Тете Вере было неловко сидеть согнувшись, на корточках, и она боялась наступить себе на платье. Шура, чувствуя поддержку взрослых, закричала еще громче, в ее голосе тете Вере послышалось торжество и злорадство. Она сделал больно дочери и выдернула ее из-под стола. Девочка заплакала, она ждала, что собравшиеся защитят и утешат ее, но они снова засмеялись. Кто-то из гостей закашлялся, и все сидящие рядом бросились стучать ему по спине и наливать компот. Шура закатилась плачем, и сквозь слезы продолжала выкрикивать слово. Матери стало страшно - ей показалось, что ребенок понимает значение ругательства и вкладывает в него всю ненависть и злонамеренность, которые откуда-то взялись в девочке и направлены на нее - на мать.
Тетя Вера вышла с Шурой из зала и два раза шлепнула ее, пока несла в спальню.

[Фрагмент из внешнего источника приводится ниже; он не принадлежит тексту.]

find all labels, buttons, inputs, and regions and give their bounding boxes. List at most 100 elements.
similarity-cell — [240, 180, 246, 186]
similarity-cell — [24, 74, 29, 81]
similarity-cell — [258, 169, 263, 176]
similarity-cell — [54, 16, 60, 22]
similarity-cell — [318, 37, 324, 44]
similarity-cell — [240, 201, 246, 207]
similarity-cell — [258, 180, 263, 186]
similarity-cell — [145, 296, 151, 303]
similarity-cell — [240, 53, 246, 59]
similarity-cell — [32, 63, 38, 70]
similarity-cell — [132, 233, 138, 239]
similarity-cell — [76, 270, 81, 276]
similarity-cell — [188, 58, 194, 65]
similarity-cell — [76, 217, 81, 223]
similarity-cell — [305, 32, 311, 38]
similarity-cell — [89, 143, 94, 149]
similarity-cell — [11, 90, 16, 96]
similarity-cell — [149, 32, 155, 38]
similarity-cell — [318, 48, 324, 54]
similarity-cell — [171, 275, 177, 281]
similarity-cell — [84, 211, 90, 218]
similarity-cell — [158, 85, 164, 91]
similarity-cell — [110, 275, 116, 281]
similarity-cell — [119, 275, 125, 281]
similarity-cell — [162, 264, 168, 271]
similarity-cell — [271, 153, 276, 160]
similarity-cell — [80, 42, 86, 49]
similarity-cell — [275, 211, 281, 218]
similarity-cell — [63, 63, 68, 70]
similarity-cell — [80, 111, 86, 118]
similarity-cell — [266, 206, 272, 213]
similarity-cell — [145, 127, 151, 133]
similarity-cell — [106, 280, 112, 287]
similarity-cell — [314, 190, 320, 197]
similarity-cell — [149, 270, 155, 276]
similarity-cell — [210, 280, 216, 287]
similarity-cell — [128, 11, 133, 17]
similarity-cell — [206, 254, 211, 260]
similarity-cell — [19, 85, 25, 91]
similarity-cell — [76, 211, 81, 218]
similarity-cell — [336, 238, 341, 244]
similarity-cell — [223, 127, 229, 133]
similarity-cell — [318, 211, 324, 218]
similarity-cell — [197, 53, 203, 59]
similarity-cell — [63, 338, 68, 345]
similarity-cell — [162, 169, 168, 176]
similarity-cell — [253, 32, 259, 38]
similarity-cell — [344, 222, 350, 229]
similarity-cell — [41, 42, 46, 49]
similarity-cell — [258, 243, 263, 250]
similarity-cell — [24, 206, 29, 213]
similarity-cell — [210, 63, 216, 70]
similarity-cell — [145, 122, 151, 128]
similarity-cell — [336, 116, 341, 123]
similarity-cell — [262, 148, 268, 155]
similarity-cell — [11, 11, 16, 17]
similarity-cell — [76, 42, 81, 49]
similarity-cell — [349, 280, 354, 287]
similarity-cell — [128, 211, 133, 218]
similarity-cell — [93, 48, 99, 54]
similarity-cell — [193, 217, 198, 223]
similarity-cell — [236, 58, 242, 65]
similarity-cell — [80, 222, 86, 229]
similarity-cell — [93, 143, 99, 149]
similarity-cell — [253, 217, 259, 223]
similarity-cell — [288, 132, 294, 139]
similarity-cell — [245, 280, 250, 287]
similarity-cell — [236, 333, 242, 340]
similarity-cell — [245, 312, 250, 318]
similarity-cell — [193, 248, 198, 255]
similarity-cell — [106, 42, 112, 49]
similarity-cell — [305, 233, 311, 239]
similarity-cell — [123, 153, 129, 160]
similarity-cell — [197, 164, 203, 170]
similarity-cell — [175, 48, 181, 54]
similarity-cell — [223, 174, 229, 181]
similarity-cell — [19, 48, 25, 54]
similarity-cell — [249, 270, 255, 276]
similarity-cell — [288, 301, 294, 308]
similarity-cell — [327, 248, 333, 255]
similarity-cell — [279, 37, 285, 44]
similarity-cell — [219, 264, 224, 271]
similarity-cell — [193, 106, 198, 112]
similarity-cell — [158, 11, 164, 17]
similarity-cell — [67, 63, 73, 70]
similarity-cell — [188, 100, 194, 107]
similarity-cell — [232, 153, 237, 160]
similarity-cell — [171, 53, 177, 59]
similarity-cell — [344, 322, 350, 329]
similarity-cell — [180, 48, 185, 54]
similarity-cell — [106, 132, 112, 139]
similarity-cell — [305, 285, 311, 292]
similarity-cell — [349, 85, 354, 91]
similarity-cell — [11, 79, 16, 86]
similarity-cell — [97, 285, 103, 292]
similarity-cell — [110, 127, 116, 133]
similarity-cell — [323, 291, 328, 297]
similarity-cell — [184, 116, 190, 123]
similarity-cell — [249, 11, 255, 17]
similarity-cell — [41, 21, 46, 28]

Она сунула девочку в руки растрепанной свекрови, которая пыталась уснуть, но, заслышав плач, поднялась и стала прислушиваться у двери.
Только один ночник освещал спальню. Бабушка уже отчаялась укачать Шуру и шептала бессвязную сказку, уставившись слезящимися глазами в сумрачное зеркало:
- А он ее вывел на берег реки, расстрелял из ружья и прогнал. "Иди, - говорит, - отсюдова, чтоб ноги твоей тут не было". А ей только того и надо.
Шура сидела рядом, всхлипывала и, не слушая бабушку, повторяла про себя слово, которое такой ценой досталось ее памяти.
Из темного зеркала на старуху и ребенка смотрели четыре глаза - страшные глаза преступных в своей невиновности. До конца своих дней облагодетельствованный Иов смотрел такими глазами. На Левиафана, который внизу, "на острых камнях лежит в грязи", и на Левиафана, который вверху, "сдвигает землю с места ее, и столпы ее дрожат".
-8-
Мы шли с Шурой по накатанной дороге, и синие тени домов хотелось обходить как открытые погреба. Окостеневшие кисти рябины за заборами еле слышно стукались одна о другую. Крашеные синькой оконные рамы и калитки в металлическом блеске снега казались зелеными.
Ветер стал подниматься, когда мы вышли на окраину поселка. Царапая наст, покатились колючие как крючки снежинки.
Рита вышла из дома бабки Косых, где жила на квартире, и пошла в Курпинку. Чтобы не продуло, она прижимала к груди узел с накопившимся для стирки бельем. В эту пятницу Отец не приехал за ней.
Мы пришли на склад и стали топать на деревянном крыльце. В открытые двери намело, снег набился в щели между половицами и припорошил губы мертвой коровьей головы, брошенной в углу. Ведро было надето на ее рог.
Мы вошли в недра склада. Там было теплее - разделанные туши висели по стенам и на перекладинах как багрово-белые занавеси. Кладовщица сидела на колоде и что-то писала в книгу на щелястой плахе. Белый, в коричневых пятнах халат она надела на телогрейку, и складки стянутой ткани расходились от пуговиц.
Кладовщица не видела нас, и мы молчали. Туши нависали над нами как деревья страшного леса, где кедры стонут и обливаются кровью, когда их рубят.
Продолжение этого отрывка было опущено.